Chi la spunterà? L’ottimismo del ministro Sacconi o la linea dura dei piloti, che ieri hanno lasciato il confronto sul modello contrattuale per la nuova Alitalia, chiedendo tavoli separati ognuno per categoria? Lo sapremo giovedì notte. Giorno indicato dallo stesso ministro Sacconi come data ultima del confronto.

E’ sul nuovo contratto collettivo, e in particolare sulle sue condizioni giudicate inaccettabili perché assolutamente peggiorative rispetto alle attuali, che si sta consumando una sorta di braccio di ferro tra il potenziale futuro acquirente dell’Alitalia e i sindacati.

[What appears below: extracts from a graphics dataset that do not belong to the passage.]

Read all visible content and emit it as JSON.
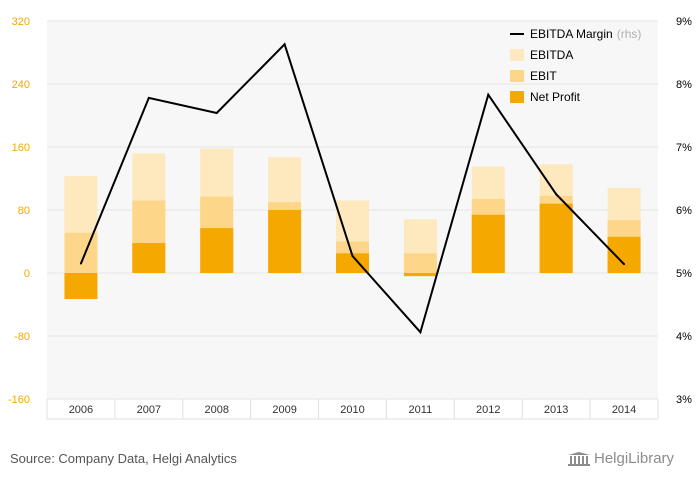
{
  "chart_data": {
    "type": "bar",
    "categories": [
      "2006",
      "2007",
      "2008",
      "2009",
      "2010",
      "2011",
      "2012",
      "2013",
      "2014"
    ],
    "series": [
      {
        "name": "EBITDA",
        "type": "bar",
        "axis": "left",
        "color": "#fde9bd",
        "values": [
          123,
          152,
          158,
          147,
          92,
          68,
          135,
          138,
          108
        ]
      },
      {
        "name": "EBIT",
        "type": "bar",
        "axis": "left",
        "color": "#fdd68a",
        "values": [
          51,
          92,
          97,
          90,
          40,
          25,
          94,
          98,
          67
        ]
      },
      {
        "name": "Net Profit",
        "type": "bar",
        "axis": "left",
        "color": "#f5a800",
        "values": [
          -33,
          38,
          57,
          80,
          25,
          -4,
          74,
          88,
          46
        ]
      },
      {
        "name": "EBITDA Margin",
        "type": "line",
        "axis": "right",
        "color": "#000000",
        "values": [
          5.15,
          7.78,
          7.54,
          8.63,
          5.27,
          4.06,
          7.83,
          6.25,
          5.14
        ]
      }
    ],
    "y_left": {
      "lim": [
        -160,
        320
      ],
      "ticks": [
        -160,
        -80,
        0,
        80,
        160,
        240,
        320
      ]
    },
    "y_right": {
      "lim": [
        3,
        9
      ],
      "ticks": [
        "3%",
        "4%",
        "5%",
        "6%",
        "7%",
        "8%",
        "9%"
      ]
    },
    "legend": {
      "placement": "top-right",
      "items": [
        {
          "label": "EBITDA Margin",
          "suffix": "(rhs)",
          "kind": "line",
          "color": "#000000"
        },
        {
          "label": "EBITDA",
          "kind": "box",
          "color": "#fde9bd"
        },
        {
          "label": "EBIT",
          "kind": "box",
          "color": "#fdd68a"
        },
        {
          "label": "Net Profit",
          "kind": "box",
          "color": "#f5a800"
        }
      ]
    },
    "left_tick_color": "#f5a800",
    "grid": true
  },
  "footer": {
    "source": "Source: Company Data, Helgi Analytics",
    "logo": "HelgiLibrary"
  }
}
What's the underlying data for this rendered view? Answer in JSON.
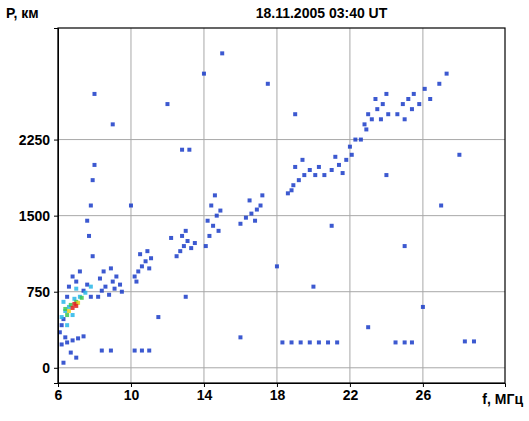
{
  "chart_data": {
    "type": "scatter",
    "title": "18.11.2005 03:40 UT",
    "x_label": "f, МГц",
    "y_label": "P, км",
    "xlim": [
      6,
      30.5
    ],
    "ylim": [
      -150,
      3350
    ],
    "xticks": [
      6,
      10,
      14,
      18,
      22,
      26
    ],
    "yticks": [
      0,
      750,
      1500,
      2250
    ],
    "grid": true,
    "series": [
      {
        "color": "#1a3cc8",
        "marker": "square",
        "x": [
          6.2,
          6.3,
          6.5,
          6.6,
          6.8,
          7.0,
          7.2,
          7.4,
          7.6,
          6.1,
          6.4,
          6.7,
          7.0,
          6.3,
          7.8,
          7.9,
          7.7,
          7.8,
          7.9,
          8.0,
          7.6,
          8.2,
          8.4,
          8.6,
          8.8,
          9.0,
          9.2,
          9.4,
          8.5,
          8.9,
          9.5,
          8.3,
          9.1,
          10.2,
          10.4,
          10.6,
          10.8,
          11.0,
          10.5,
          10.9,
          10.3,
          11.1,
          12.5,
          12.7,
          12.9,
          13.1,
          13.3,
          13.0,
          12.8,
          13.5,
          12.2,
          12.8,
          13.2,
          14.1,
          14.3,
          14.5,
          14.7,
          14.4,
          14.6,
          14.8,
          14.2,
          14.9,
          16.0,
          16.3,
          16.6,
          16.9,
          17.1,
          16.5,
          16.8,
          17.2,
          18.6,
          18.9,
          19.2,
          19.5,
          19.8,
          19.0,
          19.4,
          20.1,
          18.8,
          20.3,
          20.6,
          21.0,
          21.4,
          21.8,
          22.1,
          21.2,
          22.3,
          22.0,
          21.6,
          22.6,
          22.9,
          23.2,
          23.5,
          23.8,
          24.0,
          23.0,
          23.4,
          22.8,
          23.7,
          24.1,
          24.6,
          24.9,
          25.2,
          25.5,
          25.8,
          26.1,
          25.0,
          25.4,
          26.4,
          26.9,
          27.3,
          12.0,
          15.0,
          17.5,
          11.5,
          20.0,
          25.0,
          9.0,
          27.0,
          16.0,
          23.0,
          28.0,
          14.0,
          19.0,
          10.0,
          26.0,
          21.0,
          13.0,
          8.0,
          18.0,
          24.0,
          10.2,
          10.6,
          11.0,
          18.3,
          18.8,
          19.3,
          19.8,
          20.3,
          20.8,
          21.3,
          24.5,
          25.0,
          25.4,
          28.3,
          28.8,
          8.4,
          8.9,
          6.2,
          6.5,
          6.8,
          7.1,
          7.4
        ],
        "values": [
          420,
          480,
          700,
          800,
          900,
          850,
          950,
          760,
          820,
          350,
          300,
          150,
          100,
          50,
          700,
          1100,
          1300,
          1600,
          1850,
          2000,
          1450,
          700,
          760,
          800,
          720,
          850,
          900,
          820,
          950,
          980,
          750,
          880,
          780,
          900,
          950,
          1000,
          1050,
          980,
          1120,
          1150,
          850,
          1080,
          1100,
          1150,
          1200,
          1250,
          1180,
          1350,
          1300,
          1230,
          1280,
          2150,
          2150,
          1200,
          1300,
          1400,
          1500,
          1600,
          1700,
          1350,
          1450,
          1550,
          1420,
          1480,
          1520,
          1560,
          1600,
          1650,
          1450,
          1700,
          1720,
          1800,
          1850,
          1900,
          1950,
          1980,
          2050,
          1900,
          1750,
          1980,
          1900,
          1950,
          2000,
          2050,
          2100,
          2080,
          2250,
          2180,
          1920,
          2250,
          2350,
          2450,
          2550,
          2600,
          2700,
          2500,
          2650,
          2400,
          2450,
          2500,
          2500,
          2600,
          2650,
          2700,
          2600,
          2750,
          2450,
          2550,
          2650,
          2800,
          2900,
          2600,
          3100,
          2800,
          500,
          800,
          1200,
          2400,
          1600,
          300,
          400,
          2100,
          2900,
          2500,
          1600,
          600,
          1400,
          700,
          2700,
          1000,
          1900,
          170,
          170,
          170,
          250,
          250,
          250,
          250,
          250,
          250,
          250,
          250,
          250,
          250,
          260,
          260,
          170,
          170,
          230,
          250,
          270,
          290,
          310
        ]
      },
      {
        "color": "#29b6e8",
        "marker": "square",
        "x": [
          6.2,
          6.4,
          6.6,
          6.9,
          7.2,
          7.5,
          6.3,
          6.8,
          7.0,
          7.8,
          6.5
        ],
        "values": [
          500,
          560,
          600,
          680,
          700,
          740,
          650,
          520,
          780,
          800,
          420
        ]
      },
      {
        "color": "#3cc850",
        "marker": "square",
        "x": [
          6.4,
          6.7,
          7.0,
          6.5,
          7.3
        ],
        "values": [
          580,
          620,
          650,
          520,
          690
        ]
      },
      {
        "color": "#e8d020",
        "marker": "square",
        "x": [
          6.6,
          7.1
        ],
        "values": [
          560,
          640
        ]
      },
      {
        "color": "#e0201c",
        "marker": "square",
        "x": [
          6.8,
          7.0,
          6.9
        ],
        "values": [
          590,
          610,
          630
        ]
      }
    ]
  }
}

Il ministro Sacconi si dichiara comunque “non preoccupato” dalla posizione assunta dai piloti e dagli assistenti di volo nella trattativa con l’Alitalia: “non si deve drammatizzare questa situazione che è un prodotto del confronto diretto tra le parti, che, se lo chiederanno, troveranno il governo pronto a svolgere una funzione di mediazione nella trattativa”.

Per adesso ciò che è certo è che la Cisl firmerà l’intesa. Il segretario della Cisl, Raffaele Bonanni lo ha detto al Corriere della Sera”. “Per la Cisl – afferma Bonanni – la priorità è evitare il fallimento e salvare 20 mila lavoratori. Per garantire questo firmerò l’intesa, ma mi aspetto che il governo e gli imprenditori coinvolti nell’operazione soddisfino le richieste che vengono da un sindacato ragionevole come siamo noi. Io, ed Epifani lo sa bene, mi sono sempre battuto per l’unità. Ma l’unità è uno strumento. Il fine è il miglioramento delle condizioni dei lavoratori. Sono convinto che le condizioni essenziali per l’accordo comunque si raggiungeranno”.

In attesa di capire come si comporterò la Cgil, il segretario generale della Uil Luigi Angeletti fa sapere che “gli accordi non sono un problema di tempi ma di volontà” e che “se c’è la buona volontà bastano anche due giorni per arrivare a un’intesa”.

Dal canto suo, la segretaria dell’Ugl Renata Polverini ammette: “La trattativa è complessa e delicata, l’auspicio è che si possa raggiungere un accordo equilibrato per la compagnia e per i lavoratori. L’obiettivo è quello di salvare e soprattutto rilanciare un’azienda al tracollo ma è evidente che la salvaguardia dei livelli occupazionali, anche in termini salariali, non e’ un aspetto di secondo piano”.